According to the group, which also takes care of projects such as GraphQL CLI and GraphQL Inspector, “the goal of GraphQL Mesh is to let developers easily access services that are written in other APIs’ specs (such as gRPC, OpenAPI, Swagger, oData, SOAP, and also GraphQL) with GraphQL queries and mutations.” The services apparently don’t have to be changed in the process and Mesh is supposed to be able to run anywhere as an SDK.

The list of possible use cases for now includes scenarios in which data is meant to be aggregated, transformed, and linked across multiple APIs or accessed and fetched across microservices without having to rely on single services that could become a central point of failure. GraphQL Mesh is also meant as a way of offering a type-safe querying option for legacy APIs.

Once installed, the project can act as a data proxy, using common libraries to wrap other API services. The Mesh readme states that “You can use this proxy locally in your service or application by running the GraphQL schema locally (with GraphQL execute), or you can deploy this as a gateway layer to your internal service.”

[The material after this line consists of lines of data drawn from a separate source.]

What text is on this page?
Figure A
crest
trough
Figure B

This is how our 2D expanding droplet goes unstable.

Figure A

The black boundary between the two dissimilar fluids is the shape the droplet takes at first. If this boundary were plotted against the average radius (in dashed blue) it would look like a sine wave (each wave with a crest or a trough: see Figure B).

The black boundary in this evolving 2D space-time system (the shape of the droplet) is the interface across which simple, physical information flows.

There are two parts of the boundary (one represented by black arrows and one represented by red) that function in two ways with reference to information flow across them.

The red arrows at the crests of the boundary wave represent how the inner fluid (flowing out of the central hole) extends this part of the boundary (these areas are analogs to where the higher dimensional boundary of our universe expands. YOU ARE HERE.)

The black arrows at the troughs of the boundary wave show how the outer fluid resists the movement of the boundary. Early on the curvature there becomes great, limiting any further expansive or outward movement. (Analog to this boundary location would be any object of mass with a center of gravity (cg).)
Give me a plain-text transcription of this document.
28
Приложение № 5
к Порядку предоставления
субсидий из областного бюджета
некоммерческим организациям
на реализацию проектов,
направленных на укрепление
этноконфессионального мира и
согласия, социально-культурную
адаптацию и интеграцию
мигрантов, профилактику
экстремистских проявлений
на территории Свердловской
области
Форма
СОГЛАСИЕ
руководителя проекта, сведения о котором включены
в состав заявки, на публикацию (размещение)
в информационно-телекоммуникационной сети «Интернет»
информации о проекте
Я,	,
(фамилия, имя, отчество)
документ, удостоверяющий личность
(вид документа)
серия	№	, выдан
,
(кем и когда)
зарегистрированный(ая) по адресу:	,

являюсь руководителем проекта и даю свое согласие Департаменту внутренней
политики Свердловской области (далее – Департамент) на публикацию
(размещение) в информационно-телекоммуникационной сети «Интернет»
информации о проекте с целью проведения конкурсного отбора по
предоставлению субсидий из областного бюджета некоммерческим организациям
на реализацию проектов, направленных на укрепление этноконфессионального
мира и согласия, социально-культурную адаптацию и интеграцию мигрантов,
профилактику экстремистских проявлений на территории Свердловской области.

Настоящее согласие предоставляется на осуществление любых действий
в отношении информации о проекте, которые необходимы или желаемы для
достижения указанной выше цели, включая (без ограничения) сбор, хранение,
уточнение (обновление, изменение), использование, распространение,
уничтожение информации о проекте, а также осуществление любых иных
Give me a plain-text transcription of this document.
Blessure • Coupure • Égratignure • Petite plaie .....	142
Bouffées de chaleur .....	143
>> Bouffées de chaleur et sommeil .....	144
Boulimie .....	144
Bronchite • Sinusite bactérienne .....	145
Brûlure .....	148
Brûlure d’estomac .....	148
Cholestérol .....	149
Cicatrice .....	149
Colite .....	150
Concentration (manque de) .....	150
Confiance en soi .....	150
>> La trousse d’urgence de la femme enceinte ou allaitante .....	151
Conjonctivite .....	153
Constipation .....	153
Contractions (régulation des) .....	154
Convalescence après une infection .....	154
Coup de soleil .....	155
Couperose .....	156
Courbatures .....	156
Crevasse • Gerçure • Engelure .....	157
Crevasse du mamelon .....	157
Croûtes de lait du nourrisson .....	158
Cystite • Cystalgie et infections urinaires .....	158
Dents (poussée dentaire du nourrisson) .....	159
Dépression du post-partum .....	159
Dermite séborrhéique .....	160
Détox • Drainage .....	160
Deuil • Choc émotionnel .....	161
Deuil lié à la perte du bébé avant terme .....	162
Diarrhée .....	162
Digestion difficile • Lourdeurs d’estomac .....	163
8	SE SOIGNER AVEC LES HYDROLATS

Under the hood, the project collects API schema specifications from services, creates a runtime instance of a “fully-typed SDK” for the latter, and converts API specifications into the GraphQL schema. Since this can prove quite tricky, with all the different approaches APIs use, the project mostly draws on the openapi-to-graphql library for that. Afterwards, custom schema transformations and extensions are used, and a fully-typed, single schema, GraphQL SDK to fetch data from the services is created. 

Currently, GraphQL Mesh supports GraphQL endpoints, Swagger and version 2 and 3 of the OpenAPI specification, JSON schema structures for requests and responses, Postgres database/gRPC/protobuf schemas, the SOAP specification, and a Mongoose schema wrapper. Work on support for Apollo Federation services, and OData specifications is meanwhile still in progress.

In fact, the whole project should be considered in progress (at the time of writing, builds were currently failing), so there will surely be lots of breaking changes before the project can be unleashed into production – even though The Guild claims Mesh already being “a huge upgrade for us and our clients”.